The information may not be new but, by overlapping the three stories, Rackham not only celebrates Garland’s talent but shows how the seeds of her downfall were sown from the start. As a kid, she is self-consciously aware that she is “fat and freckled with caps on her teeth”: indeed it is her mother who force-feeds her pills to get her into shape for The Wizard of Oz. Given a father who never quite came out of the closet, we also understand why she fell for a strong, controlling figure like Sidney Luft who engineered her success at the Palace. If she became a difficult to handle figure by the time of her TV shows, the reasons are not far to seek.

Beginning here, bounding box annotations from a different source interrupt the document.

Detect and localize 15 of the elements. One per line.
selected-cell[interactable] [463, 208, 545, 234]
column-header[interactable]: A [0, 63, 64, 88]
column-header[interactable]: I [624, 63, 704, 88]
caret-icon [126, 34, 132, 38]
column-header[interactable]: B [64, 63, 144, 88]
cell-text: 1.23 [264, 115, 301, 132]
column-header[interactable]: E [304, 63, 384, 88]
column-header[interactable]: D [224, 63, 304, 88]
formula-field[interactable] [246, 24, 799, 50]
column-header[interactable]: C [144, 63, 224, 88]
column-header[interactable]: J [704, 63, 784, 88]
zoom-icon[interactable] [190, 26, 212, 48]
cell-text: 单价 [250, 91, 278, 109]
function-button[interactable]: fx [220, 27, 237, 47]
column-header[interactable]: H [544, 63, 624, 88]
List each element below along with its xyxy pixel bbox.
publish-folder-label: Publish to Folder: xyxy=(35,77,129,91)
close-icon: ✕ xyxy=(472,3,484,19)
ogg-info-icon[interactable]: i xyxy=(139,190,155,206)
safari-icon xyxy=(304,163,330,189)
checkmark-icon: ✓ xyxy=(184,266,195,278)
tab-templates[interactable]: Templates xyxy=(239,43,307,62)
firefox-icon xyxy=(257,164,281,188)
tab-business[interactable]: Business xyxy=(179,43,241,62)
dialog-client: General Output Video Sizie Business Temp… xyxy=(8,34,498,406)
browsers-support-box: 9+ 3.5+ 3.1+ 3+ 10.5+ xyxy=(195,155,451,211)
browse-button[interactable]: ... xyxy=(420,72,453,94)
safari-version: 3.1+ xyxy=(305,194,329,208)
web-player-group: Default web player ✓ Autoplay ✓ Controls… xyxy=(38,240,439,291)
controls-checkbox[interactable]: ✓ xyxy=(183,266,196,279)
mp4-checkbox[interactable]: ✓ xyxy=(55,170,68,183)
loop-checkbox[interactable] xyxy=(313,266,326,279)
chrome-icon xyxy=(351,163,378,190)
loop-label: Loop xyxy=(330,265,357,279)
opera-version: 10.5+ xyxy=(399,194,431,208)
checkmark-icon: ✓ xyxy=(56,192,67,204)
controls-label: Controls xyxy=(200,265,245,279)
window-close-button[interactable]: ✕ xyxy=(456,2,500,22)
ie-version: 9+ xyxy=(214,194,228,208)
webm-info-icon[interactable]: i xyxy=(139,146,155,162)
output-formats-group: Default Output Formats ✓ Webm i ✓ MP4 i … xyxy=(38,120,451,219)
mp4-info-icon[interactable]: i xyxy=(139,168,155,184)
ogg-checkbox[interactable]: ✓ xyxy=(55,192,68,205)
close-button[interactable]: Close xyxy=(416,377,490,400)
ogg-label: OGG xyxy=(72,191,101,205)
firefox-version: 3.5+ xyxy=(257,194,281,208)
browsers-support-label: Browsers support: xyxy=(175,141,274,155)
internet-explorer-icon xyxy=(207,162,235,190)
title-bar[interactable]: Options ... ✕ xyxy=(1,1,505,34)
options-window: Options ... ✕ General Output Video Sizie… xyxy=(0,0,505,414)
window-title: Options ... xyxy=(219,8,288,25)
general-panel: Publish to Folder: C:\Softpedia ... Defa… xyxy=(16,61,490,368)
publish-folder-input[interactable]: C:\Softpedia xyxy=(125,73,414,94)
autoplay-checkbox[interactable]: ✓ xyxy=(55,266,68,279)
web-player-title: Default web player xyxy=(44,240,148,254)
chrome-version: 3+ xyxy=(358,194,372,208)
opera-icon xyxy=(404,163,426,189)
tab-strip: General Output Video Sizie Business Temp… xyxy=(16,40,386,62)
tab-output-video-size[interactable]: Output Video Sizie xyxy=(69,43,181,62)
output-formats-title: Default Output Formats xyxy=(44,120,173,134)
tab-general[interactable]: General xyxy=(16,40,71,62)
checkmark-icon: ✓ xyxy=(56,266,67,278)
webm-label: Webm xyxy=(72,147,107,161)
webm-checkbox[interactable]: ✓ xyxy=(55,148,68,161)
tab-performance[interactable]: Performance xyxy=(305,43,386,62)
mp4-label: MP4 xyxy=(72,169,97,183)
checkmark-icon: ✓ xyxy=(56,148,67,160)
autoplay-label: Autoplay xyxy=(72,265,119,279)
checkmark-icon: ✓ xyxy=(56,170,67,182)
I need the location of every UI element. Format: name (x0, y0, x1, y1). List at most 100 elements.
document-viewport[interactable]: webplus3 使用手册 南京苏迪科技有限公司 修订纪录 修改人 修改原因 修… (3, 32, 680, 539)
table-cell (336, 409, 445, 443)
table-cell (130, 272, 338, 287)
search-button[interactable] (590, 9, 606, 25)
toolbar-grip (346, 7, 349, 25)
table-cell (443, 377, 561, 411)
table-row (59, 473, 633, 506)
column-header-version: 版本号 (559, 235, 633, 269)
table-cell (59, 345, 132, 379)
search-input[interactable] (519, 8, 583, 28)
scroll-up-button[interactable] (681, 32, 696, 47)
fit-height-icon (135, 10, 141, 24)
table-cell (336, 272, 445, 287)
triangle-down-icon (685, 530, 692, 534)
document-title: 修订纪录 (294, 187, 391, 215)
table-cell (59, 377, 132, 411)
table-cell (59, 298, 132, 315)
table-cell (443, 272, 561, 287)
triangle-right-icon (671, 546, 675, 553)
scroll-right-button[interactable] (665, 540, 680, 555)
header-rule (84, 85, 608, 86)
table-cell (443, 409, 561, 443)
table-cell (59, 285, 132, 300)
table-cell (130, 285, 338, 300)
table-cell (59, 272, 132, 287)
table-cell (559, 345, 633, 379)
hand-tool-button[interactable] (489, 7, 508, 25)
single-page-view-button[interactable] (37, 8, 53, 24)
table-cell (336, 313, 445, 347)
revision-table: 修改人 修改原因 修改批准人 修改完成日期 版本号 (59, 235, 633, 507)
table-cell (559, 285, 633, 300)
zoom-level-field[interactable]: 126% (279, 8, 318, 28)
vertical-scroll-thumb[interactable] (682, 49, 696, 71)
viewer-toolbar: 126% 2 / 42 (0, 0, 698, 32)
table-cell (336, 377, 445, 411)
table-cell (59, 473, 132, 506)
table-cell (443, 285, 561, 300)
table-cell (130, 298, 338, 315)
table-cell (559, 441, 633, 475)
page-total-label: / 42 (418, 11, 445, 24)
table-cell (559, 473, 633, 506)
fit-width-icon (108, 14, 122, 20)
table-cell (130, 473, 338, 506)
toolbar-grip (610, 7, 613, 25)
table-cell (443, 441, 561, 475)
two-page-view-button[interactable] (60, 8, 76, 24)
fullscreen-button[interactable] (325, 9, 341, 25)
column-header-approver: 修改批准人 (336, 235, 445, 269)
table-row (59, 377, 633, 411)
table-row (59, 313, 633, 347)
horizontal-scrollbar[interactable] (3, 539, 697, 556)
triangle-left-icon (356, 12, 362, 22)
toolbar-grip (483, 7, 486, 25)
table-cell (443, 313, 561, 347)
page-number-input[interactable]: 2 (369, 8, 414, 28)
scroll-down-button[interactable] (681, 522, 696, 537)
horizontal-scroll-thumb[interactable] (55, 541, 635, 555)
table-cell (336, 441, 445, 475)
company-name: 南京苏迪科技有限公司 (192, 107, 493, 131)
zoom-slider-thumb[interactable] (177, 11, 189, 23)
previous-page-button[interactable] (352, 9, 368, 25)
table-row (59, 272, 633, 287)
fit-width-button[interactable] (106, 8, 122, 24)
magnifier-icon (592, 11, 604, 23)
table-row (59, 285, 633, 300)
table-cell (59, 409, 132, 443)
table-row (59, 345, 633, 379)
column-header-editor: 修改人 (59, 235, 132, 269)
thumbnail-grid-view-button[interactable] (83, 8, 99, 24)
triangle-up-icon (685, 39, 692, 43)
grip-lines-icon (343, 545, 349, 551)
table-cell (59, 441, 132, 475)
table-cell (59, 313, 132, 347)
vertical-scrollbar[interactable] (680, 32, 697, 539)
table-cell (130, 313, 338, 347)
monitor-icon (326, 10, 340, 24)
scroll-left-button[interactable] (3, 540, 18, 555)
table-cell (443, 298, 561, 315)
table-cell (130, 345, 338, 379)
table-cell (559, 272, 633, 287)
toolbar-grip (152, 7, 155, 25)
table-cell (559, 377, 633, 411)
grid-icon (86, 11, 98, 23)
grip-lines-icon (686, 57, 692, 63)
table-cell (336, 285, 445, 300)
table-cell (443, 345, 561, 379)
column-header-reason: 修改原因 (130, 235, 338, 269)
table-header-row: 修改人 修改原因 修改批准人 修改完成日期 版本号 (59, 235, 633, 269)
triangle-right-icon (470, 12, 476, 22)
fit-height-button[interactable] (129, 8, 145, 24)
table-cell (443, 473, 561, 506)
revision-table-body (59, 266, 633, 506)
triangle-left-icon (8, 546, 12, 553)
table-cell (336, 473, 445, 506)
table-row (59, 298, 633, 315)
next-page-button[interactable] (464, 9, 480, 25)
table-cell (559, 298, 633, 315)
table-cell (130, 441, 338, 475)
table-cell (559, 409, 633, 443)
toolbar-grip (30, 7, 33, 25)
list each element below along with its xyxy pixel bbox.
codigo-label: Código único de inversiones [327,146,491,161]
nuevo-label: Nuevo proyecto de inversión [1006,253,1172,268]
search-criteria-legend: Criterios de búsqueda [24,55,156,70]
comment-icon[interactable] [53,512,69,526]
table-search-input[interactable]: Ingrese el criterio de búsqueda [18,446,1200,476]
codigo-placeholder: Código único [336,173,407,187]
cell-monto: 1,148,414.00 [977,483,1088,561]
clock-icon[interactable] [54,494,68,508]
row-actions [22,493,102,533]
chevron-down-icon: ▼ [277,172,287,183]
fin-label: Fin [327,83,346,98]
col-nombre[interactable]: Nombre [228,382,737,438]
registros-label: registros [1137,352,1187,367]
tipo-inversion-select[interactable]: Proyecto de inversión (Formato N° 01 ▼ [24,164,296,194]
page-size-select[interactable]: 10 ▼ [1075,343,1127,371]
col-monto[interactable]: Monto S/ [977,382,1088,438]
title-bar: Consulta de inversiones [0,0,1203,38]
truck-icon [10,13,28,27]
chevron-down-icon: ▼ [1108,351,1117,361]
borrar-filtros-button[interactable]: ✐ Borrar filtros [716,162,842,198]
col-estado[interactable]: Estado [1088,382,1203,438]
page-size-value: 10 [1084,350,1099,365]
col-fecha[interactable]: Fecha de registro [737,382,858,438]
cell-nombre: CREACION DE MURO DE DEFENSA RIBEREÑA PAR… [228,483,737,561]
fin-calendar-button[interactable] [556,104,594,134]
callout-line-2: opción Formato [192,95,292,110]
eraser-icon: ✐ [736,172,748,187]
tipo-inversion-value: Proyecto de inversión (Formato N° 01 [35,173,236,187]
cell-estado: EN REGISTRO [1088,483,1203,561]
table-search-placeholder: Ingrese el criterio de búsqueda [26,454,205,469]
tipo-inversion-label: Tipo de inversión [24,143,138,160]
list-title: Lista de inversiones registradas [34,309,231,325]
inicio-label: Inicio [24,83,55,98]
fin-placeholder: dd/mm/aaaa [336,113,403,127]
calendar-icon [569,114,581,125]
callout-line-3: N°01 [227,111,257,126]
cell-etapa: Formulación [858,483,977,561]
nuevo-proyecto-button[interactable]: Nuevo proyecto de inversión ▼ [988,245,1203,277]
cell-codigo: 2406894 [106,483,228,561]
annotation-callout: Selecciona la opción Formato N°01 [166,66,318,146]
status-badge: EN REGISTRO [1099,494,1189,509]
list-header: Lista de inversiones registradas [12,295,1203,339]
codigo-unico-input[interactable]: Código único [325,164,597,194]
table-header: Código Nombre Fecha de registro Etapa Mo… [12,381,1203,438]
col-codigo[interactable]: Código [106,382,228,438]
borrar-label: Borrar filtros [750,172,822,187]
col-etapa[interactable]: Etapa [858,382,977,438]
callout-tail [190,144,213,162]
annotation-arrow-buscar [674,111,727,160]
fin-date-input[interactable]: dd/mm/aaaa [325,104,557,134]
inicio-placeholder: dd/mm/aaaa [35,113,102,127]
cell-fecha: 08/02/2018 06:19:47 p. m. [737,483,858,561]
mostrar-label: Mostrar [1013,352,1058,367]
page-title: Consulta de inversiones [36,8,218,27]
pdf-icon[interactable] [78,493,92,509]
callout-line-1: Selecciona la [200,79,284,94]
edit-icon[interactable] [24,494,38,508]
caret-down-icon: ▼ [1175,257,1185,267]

The problem with all bio-shows, especially in an age when the past is available at the press of a button, is matching the imitation to the reality but the three actors put across a dozen songs with conviction. Helen Sheals is especially good as CBS Judy showing that, behind the supposed termagant, lay a true showbiz pro at the mercy of vacillating suits. Belinda Wollaston as Palace Judy pulls off the tricky task of reconciling the offstage pill-popping addict with the natural onstage performer. Lucy Penrose as Young Judy impressively combines prepubescent gaucheness with an instinctive musical gift. Among the rest of the cast, who act and play instruments with varying degrees of success, Don Cotter stands out as a cigar-chomping Louis B Mayer who suddenly turns his hand to percussion.
Even if there are no great revelations, the show reminds us how, in the conflict between a merciless industry and the hunger for love and life, a star is inevitably torn.